Associer les salariés à la gouvernance : quels profils pour quelles perspectives ?

La gouvernance des actionnaires est souvent mise en avant comme au moins partiellement responsable de nombreux scandales organisationnels. Orpea, Big Pharma, fusion Suez-Veolia ou Unibail, dans ces affaires qui ont fait l’actualité ces dernières années, ils ont chaque fois été, pour une raison ou une autre, pointés du doigt.

Face à cela, la France s’est posée comme pionnière en matière d’association des salariés à la gouvernance. La loi Pacte, promulguée le 22 mai 2019, a approfondi ce qui semble être un véritable modèle dit de « codétermination » à la française. La présence de représentants des salariés dans les conseils d’administration (CA) avait été rendue obligatoire par la loi Sapin du 14 juin 2013, à raison de deux dès douze membres non-salariés. La loi Pacte a abaissée le seuil à huit et élargi l’obligation, sous certaines conditions, à des entreprises non-cotées.

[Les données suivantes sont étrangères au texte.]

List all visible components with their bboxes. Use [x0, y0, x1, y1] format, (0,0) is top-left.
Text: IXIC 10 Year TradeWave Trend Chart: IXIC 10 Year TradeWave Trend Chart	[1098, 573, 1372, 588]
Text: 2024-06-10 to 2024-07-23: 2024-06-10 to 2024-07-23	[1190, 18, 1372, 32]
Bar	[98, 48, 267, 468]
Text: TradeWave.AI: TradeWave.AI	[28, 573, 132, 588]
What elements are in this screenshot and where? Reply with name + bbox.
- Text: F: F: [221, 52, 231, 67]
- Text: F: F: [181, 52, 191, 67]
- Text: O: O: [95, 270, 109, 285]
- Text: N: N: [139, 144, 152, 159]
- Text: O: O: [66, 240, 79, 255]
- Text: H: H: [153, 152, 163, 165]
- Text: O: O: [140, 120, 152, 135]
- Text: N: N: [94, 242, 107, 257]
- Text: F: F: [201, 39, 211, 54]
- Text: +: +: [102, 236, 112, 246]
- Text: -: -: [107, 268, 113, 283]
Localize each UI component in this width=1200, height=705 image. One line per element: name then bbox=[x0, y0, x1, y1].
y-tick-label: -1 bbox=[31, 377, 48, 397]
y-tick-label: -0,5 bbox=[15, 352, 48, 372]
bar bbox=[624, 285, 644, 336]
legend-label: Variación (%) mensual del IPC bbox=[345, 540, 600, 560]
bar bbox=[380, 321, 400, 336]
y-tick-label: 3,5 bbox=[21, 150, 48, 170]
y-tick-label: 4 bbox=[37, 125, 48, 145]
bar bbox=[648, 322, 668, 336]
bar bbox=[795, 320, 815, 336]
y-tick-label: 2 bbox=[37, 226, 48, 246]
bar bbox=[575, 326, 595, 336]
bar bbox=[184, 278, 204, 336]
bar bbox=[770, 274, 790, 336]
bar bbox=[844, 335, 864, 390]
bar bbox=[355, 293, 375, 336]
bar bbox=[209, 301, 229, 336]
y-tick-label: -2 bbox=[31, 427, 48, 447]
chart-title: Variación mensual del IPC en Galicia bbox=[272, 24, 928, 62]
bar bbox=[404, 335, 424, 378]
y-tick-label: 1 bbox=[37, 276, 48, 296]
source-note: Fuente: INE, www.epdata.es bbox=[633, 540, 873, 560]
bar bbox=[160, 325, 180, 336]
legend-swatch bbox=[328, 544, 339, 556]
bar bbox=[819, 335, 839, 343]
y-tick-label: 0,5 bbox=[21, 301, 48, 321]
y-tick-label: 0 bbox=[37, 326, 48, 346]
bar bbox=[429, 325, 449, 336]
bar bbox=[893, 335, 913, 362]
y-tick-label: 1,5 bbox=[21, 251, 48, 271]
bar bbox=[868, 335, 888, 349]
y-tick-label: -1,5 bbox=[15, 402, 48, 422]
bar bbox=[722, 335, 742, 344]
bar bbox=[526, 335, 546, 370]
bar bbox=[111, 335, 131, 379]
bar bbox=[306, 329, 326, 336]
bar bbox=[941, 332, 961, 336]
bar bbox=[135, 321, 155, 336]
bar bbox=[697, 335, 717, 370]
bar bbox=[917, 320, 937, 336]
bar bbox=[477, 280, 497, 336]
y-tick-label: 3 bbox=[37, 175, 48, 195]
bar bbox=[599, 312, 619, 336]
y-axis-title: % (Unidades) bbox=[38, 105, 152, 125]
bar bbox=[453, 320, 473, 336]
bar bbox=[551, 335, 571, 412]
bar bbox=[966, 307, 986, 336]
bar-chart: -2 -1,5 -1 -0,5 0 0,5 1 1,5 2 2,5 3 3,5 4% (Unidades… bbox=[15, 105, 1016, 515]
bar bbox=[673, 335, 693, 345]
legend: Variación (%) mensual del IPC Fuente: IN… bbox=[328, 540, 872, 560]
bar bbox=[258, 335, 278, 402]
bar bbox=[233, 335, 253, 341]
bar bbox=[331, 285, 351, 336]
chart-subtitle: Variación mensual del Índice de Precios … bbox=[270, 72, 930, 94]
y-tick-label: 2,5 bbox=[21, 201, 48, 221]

Dans un rapport récemment publié, nous avons tenté de dresser un bilan de cette représentation des salariés dans les CA d’entreprises côtés du SBF 120 depuis début 2000. Des travaux récents avaient fait le lien entre représentation des salariés et différentes formes de performances (économique, financière, boursière, environnementale, de gouvernance), mais pointaient aussi la nécessité d’étudier ces relations au prisme des attributs sociodémographiques de ces administrateurs singuliers : quel est leur degré d’implication à la prise de décision ?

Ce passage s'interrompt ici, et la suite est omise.